Cecil Ashburn poses alongside Huntsville's Memorial Parkway in this 2005 file photo. His company, Ashburn & Gray Construction, built the Parkway -- and many other major roads across North Alabama. (The Huntsville Times/Robin Conn)


In 1943 Cecil returned to Fort Belvoir, Virginia for school where upon graduation he received a commission as an officer. He was thereafter assigned to the European Theater of Operations until his service ended in December of 1945. In early 1946 Cecil, along with Emmet G. Pat Gray formed the partnership of Ashburn and Gray in Huntsville.

At that time Huntsville was a city of one square mile. They started out with an Army surplus drag line and bulldozer. By the late 1950s Ashburn and Gray had become one of the largest road building contractors in the state with branch offices in Decatur and Guntersville and with jobs spanning all of North Alabama. Ashburn and Gray played an important role in the expansion of Redstone Arsenal as Redstone was in the forefront of our country's missile and space programs. Ashburn and Gray also played a primary role in the construction of the runways and roads serving the Huntsville Airport.

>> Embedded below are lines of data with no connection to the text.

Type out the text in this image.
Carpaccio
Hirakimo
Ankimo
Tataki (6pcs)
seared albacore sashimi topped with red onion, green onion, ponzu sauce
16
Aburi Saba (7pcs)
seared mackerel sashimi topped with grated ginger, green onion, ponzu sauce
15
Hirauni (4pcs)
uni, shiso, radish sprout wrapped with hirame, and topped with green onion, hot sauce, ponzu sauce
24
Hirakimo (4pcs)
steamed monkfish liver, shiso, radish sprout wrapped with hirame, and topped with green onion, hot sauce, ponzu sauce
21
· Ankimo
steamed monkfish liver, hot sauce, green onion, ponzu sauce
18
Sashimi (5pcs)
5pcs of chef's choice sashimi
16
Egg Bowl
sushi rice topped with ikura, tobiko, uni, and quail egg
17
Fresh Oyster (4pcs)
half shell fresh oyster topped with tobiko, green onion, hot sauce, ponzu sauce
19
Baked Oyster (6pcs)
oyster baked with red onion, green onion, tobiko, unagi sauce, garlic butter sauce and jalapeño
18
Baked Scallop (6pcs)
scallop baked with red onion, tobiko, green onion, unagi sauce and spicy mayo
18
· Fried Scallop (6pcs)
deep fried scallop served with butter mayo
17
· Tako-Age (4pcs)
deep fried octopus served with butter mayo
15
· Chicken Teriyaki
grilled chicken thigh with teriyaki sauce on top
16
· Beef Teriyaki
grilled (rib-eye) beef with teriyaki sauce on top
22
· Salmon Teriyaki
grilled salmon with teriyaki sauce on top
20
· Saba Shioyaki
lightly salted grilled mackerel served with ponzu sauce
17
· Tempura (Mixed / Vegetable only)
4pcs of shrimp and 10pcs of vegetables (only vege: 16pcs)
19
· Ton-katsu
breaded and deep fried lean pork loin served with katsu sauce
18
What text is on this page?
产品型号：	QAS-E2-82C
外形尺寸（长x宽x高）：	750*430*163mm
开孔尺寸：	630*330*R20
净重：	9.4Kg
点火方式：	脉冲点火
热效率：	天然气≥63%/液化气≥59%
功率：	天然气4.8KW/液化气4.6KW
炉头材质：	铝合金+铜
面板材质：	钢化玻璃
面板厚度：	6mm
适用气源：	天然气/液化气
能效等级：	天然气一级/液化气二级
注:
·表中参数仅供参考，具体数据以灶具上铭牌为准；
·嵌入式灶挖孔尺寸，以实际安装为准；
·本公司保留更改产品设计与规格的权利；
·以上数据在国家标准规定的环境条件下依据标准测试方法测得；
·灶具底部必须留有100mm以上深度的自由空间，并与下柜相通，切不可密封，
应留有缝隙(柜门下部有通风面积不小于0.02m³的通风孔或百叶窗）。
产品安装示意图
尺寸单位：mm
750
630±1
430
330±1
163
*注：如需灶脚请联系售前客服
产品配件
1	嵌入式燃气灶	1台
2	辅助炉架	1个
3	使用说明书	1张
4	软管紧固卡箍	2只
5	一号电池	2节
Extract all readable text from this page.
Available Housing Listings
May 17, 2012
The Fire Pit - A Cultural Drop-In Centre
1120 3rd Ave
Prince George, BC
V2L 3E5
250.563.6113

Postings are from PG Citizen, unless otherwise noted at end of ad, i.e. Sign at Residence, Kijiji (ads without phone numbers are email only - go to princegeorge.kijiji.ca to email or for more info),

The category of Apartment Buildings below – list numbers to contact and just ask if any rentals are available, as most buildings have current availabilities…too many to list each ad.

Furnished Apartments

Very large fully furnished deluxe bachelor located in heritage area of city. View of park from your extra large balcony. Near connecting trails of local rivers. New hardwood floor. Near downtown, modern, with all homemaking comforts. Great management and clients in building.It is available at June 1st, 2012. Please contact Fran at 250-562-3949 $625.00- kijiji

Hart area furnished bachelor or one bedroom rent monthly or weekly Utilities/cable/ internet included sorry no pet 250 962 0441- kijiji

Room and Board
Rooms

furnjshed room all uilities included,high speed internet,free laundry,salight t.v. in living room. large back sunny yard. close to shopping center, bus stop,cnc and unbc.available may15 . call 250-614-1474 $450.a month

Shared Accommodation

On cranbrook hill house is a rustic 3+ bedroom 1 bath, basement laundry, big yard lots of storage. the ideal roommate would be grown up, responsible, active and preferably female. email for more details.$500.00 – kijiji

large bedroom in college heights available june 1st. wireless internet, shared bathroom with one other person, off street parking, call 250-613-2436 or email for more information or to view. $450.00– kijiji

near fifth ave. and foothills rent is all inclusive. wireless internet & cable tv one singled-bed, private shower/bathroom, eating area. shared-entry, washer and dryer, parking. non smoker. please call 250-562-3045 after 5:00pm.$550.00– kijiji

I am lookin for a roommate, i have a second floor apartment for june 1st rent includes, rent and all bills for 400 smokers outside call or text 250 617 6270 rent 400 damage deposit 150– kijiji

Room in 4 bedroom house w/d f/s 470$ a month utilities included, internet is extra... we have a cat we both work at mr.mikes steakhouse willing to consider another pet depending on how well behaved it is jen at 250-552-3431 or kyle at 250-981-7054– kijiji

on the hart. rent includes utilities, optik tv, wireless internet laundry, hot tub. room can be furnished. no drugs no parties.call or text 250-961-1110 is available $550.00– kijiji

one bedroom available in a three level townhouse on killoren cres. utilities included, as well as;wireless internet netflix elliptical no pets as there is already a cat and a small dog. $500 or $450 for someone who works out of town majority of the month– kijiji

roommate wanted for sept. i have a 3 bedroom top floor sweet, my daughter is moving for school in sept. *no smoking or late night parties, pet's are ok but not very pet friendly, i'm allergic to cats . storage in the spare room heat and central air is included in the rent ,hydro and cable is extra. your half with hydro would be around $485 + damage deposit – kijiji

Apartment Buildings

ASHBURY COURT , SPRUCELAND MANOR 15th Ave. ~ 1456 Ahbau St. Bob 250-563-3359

During his career, Cecil witnessed Huntsville grow from its one square mile to a city of over 170 square miles. Cecil played an active role in promoting safe highways. Together with his lifelong friend, Congressman Bob Jones, he worked hard to develop the authorizing legislation for the Interstate Highway system and the Appalachian Road Commission. In the early 1950s Cecil joined the Alabama Road Builders Association where he served on the board for many years. In 1962 he served as the President of the Association. He also served as a Director of the American Road Builders Association. Cecil was a co-founder of the Alabama Asphalt Plant Mix Association and served as its President. He also served as a member and Chairman of the State Licensing Board for General Contractors. Cecil was appointed to the Huntsville City School Board in 1958 and served as Chairman in 1962. He also served on the City of Huntsville Electric System Board for nine years, three as chairman. In 1993 Cecil donated 120 acres to Madison Academy for construction of their new campus. They named their new facilities, The Ashburn Campus, in recognition of his contributions. On January 22, 2002 Cecil had the distinct honor of having a road named after him by the Huntsville City Council. Cecil Ashburn Drive crosses Huntsville Mountain then on to Big Cove near Cecil's old family homestead.

In May of 2003 Cecil was inducted into the inaugural class of the Alabama Road Builders Association Hall of Fame. Cecil maintained his residence atop Monte Sano Mountain overlooking Huntsville, the city he played such an integral role in building.  Ashburn passed away in July of 2012 leaving a lasting legacy for Huntsville and its residents.